Dori Henry, director of communications for Maryland’s Department of Health and Mental Hygiene, noted that under rules established by the federal grant program, each state that participates must be able to connect to a Nationwide Health Information Network under development. “The national network is not yet in place and will likely not be available for states to connect to for at least another year,” she said. The requirement was spelled out in the office of the national coordinator’s 2009 funding opportunity announcement.

But the national network is already in its embryonic stage. The South Carolina Health Information Exchange, for example, is one of 20 participants already securely exchanging information in the nationwide network — ONC says it expects about 35 entities to be part of the national exchange by the end of 2011.

But much work remains to get all 56 states and territories linked into this system. Parmeeth Atwal, an ONC spokesman, describes the effort as “a challenge of a breadth and scale never attempted in any other nation.” He says the agency has collaborated with the health care community to create “a common standard enabling the electronic movement of health information,” by establishing a “simple, secure, scalable, standards-based transportation mechanism” that gives participants the ability to send encrypted health information directly to known, trusted recipients over the Web even if they are not part of the same exchange. More than 40 states are using this as part of the implementation approach, according to Atwal.
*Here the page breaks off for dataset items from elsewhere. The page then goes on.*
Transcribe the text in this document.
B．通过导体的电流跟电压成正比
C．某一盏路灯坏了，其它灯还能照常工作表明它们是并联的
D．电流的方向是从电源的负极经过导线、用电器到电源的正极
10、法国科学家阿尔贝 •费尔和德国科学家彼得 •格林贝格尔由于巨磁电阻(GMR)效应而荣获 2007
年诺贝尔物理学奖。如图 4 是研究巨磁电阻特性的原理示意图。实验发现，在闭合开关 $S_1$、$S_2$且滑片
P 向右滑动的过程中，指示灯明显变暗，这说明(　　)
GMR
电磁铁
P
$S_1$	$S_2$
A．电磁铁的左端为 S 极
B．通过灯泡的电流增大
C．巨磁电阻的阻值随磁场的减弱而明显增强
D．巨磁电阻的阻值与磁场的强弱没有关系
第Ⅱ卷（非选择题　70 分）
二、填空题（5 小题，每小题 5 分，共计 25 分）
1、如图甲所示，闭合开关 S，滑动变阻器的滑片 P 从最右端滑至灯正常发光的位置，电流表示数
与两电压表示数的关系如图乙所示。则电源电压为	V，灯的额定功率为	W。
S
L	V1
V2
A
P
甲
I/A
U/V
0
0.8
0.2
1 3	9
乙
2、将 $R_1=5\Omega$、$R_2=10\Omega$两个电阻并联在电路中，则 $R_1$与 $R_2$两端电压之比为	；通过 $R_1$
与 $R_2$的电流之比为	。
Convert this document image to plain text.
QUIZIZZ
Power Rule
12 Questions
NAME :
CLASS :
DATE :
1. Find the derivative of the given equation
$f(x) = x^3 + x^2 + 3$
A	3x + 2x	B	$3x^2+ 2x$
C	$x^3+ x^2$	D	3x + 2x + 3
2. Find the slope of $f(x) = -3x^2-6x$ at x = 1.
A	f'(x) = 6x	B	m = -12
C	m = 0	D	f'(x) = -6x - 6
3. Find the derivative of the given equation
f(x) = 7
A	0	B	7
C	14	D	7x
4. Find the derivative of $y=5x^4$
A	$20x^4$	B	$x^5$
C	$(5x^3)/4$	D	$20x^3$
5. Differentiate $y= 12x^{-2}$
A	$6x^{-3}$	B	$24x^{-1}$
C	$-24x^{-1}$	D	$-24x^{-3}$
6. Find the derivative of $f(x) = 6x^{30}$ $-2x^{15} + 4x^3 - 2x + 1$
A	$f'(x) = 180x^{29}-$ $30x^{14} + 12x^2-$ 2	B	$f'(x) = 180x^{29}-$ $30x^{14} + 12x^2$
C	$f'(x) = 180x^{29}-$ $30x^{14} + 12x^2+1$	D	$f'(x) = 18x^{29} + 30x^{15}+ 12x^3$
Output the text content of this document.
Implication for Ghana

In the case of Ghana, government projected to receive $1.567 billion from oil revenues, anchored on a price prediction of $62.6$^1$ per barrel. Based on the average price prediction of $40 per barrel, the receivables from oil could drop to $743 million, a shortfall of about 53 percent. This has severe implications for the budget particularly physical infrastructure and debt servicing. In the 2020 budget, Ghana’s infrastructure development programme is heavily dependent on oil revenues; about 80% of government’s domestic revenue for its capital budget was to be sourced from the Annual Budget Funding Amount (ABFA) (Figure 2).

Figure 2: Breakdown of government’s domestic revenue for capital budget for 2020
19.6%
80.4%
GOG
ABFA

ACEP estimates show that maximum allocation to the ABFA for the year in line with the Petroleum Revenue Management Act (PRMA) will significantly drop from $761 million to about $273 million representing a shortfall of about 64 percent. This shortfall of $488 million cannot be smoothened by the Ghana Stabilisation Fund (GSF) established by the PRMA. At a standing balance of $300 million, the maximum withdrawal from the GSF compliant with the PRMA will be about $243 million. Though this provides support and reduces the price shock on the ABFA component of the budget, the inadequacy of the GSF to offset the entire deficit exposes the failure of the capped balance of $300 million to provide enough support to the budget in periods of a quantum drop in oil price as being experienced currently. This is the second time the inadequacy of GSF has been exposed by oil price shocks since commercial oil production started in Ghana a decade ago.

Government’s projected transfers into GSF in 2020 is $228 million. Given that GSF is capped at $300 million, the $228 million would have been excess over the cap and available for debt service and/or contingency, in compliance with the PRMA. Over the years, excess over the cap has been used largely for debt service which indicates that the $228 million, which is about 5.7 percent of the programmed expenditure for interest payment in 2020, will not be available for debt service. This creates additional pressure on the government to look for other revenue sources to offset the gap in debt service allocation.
But not all observers are as confident as ONC.

Adler-Milstein of the University of Michigan says the mechanism Atwal references will be akin to secure email and will fall short of the seamless interoperability of a true national exchange, which would give the most benefit. This is “a good interim step,” she says, but there is a risk that providers get used to that and then not move beyond it.

Pam Matthews, senior director of regional affairs at the Healthcare Information and Management Systems Society (HIMSS), a nonprofit that promotes understanding and use of health information technology, said addressing this component of exchange will include significant issues — not just in technology, but other aspects of privacy, security and policy.